Fig 5: managing the application manifest in the Windows Azure Management Portal
"description": "Set the travel policy for your organization",
"displayName": "Set policy for travel",
"userConsentDescription": "Set policy for travel",
"userConsentDisplayName": "Set policy for travel"
Then client application developers can configure their applications to request access to your APIs.
Fig 6: Selecting permissions that a native client application requires to access other applications
Then when a user signs up or begins using that client application, they'll see a consent experience which lets them grant permission for the client application to access your API on behalf of the user or their organization (see below). After consent, as part of a client application's request to your web API, it receives an access token (JWT) where the "scp" claim will contain the permissions that the user or organization granted to the client application. For the example above, if the user granted "Set policy for travel", the "scp" claim would contain the "Policy.Write" value.
Fig 7: Consent experience for an application that consumes permissions in an API
If you're building a multi-tenant web API we'll have additional functionality and additional guidance in the coming weeks that will make it easier to design and implement your solution.

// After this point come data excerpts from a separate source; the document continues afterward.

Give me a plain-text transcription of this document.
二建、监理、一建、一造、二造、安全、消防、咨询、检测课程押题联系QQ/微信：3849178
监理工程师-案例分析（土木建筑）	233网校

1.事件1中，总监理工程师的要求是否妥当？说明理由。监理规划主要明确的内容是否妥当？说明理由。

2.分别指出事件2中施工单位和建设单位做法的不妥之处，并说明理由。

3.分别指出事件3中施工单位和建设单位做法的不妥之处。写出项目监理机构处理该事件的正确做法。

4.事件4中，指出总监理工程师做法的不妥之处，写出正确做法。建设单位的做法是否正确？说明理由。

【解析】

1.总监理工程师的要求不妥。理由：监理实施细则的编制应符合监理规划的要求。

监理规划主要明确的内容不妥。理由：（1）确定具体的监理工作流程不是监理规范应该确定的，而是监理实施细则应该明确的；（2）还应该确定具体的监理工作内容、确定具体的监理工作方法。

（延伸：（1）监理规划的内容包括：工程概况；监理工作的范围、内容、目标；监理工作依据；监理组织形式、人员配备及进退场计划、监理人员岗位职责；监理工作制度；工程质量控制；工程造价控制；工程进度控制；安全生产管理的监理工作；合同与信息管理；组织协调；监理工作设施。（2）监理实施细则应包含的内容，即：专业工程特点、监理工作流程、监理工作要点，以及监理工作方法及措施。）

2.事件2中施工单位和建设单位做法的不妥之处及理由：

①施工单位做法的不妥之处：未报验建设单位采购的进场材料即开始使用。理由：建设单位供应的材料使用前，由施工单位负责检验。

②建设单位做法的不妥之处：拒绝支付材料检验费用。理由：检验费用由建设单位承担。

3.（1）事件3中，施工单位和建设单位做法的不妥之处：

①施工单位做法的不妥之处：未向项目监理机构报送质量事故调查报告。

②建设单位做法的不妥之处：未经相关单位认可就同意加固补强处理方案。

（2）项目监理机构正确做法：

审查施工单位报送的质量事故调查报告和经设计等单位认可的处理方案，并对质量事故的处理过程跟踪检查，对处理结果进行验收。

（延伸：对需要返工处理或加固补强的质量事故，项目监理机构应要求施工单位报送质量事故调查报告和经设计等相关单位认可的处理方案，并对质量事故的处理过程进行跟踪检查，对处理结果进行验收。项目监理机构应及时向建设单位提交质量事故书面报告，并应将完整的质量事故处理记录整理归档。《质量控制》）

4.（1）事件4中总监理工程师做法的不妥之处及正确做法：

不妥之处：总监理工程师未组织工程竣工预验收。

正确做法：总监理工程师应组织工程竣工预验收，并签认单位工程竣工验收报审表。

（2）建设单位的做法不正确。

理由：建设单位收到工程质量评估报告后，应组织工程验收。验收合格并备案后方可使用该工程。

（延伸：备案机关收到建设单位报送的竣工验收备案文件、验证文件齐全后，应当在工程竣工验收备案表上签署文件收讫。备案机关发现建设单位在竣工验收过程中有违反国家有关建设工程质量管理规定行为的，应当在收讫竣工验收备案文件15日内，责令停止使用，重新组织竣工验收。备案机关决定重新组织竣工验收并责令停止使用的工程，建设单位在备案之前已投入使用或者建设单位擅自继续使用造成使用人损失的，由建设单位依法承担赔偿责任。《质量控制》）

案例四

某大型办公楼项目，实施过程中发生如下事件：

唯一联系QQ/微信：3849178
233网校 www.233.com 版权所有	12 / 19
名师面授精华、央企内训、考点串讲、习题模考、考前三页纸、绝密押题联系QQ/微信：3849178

Expanded Capabilities for Native Client Applications
With this release we're expanding the capabilities of native client applications to use Windows Azure AD. First, native client applications can be configured to access all the same APIs that web applications can access, including Office 365 APIs, Windows Azure AD, other Microsoft APIs, your own APIs, and APIs exposed by other API developers. So now you can write a native client application that:
enables users to sign on with their organizational account in Windows Azure AD
accesses, say, Office 365 to get a user's calendar data, and
access your own API to provide resources specific to the requirements of your application
All of this secured by a single authorization model that relies on the user's identity in Windows Azure AD.
When a user installs your native client application and uses it for the first time, they'll be asked to sign on to Windows Azure AD, which authenticates the user. Then, if it's the first time the user has accessed the application, they'll have a consent experience where they grant permission for your application to access APIs on their behalf. Your application can store this consent so the user doesn't need to re-consent each time they open your application.

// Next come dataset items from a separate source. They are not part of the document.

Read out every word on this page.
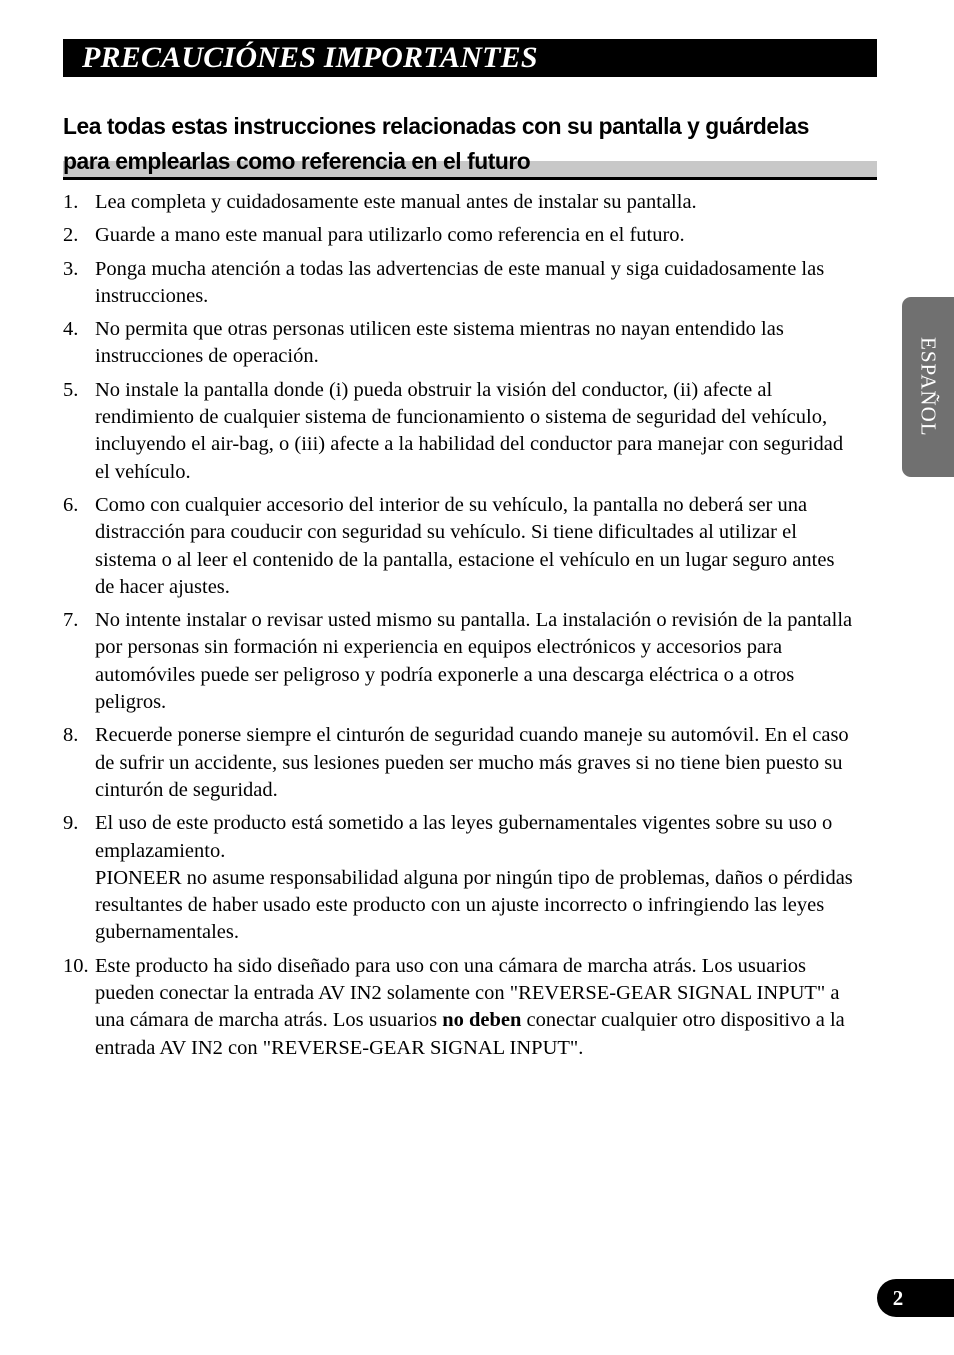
PRECAUCIÓNES IMPORTANTES
Lea todas estas instrucciones relacionadas con su pantalla y guárdelas para emplearlas como referencia en el futuro
1. Lea completa y cuidadosamente este manual antes de instalar su pantalla.
2. Guarde a mano este manual para utilizarlo como referencia en el futuro.
3. Ponga mucha atención a todas las advertencias de este manual y siga cuidadosamente las instrucciones.
4. No permita que otras personas utilicen este sistema mientras no nayan entendido las instrucciones de operación.
5. No instale la pantalla donde (i) pueda obstruir la visión del conductor, (ii) afecte al rendimiento de cualquier sistema de funcionamiento o sistema de seguridad del vehículo, incluyendo el air-bag, o (iii) afecte a la habilidad del conductor para manejar con seguridad el vehículo.
6. Como con cualquier accesorio del interior de su vehículo, la pantalla no deberá ser una distracción para couducir con seguridad su vehículo. Si tiene dificultades al utilizar el sistema o al leer el contenido de la pantalla, estacione el vehículo en un lugar seguro antes de hacer ajustes.
7. No intente instalar o revisar usted mismo su pantalla. La instalación o revisión de la pantalla por personas sin formación ni experiencia en equipos electrónicos y accesorios para automóviles puede ser peligroso y podría exponerle a una descarga eléctrica o a otros peligros.
8. Recuerde ponerse siempre el cinturón de seguridad cuando maneje su automóvil. En el caso de sufrir un accidente, sus lesiones pueden ser mucho más graves si no tiene bien puesto su cinturón de seguridad.
9. El uso de este producto está sometido a las leyes gubernamentales vigentes sobre su uso o emplazamiento.
PIONEER no asume responsabilidad alguna por ningún tipo de problemas, daños o pérdidas resultantes de haber usado este producto con un ajuste incorrecto o infringiendo las leyes gubernamentales.
10. Este producto ha sido diseñado para uso con una cámara de marcha atrás. Los usuarios pueden conectar la entrada AV IN2 solamente con "REVERSE-GEAR SIGNAL INPUT" a una cámara de marcha atrás. Los usuarios no deben conectar cualquier otro dispositivo a la entrada AV IN2 con "REVERSE-GEAR SIGNAL INPUT".
ESPAÑOL
2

Fig 8: Consent experience in a native client application
With this release, if your native client application calls only Microsoft APIs, you can distribute your native client application for use by other organizations. So now, not only can you offer a multi-tenant web application for use by your customers, now you can also offer a native client application for use by external organizations. In the near future we plan to make it possible for you to distribute your native client applications to other organizations even if they call APIs that you develop.
Try out these preview experiences and let us know what you think! In the next weeks and months we will be working to improve the experiences for developers, IT Pros, and end users within organizations, both to streamline the process for completing related tasks at all phases of the application lifecycle, and to broaden the scenarios that Windows Azure AD can support. As always, you can ask questions or give us feedback in the Windows Azure AD Forum.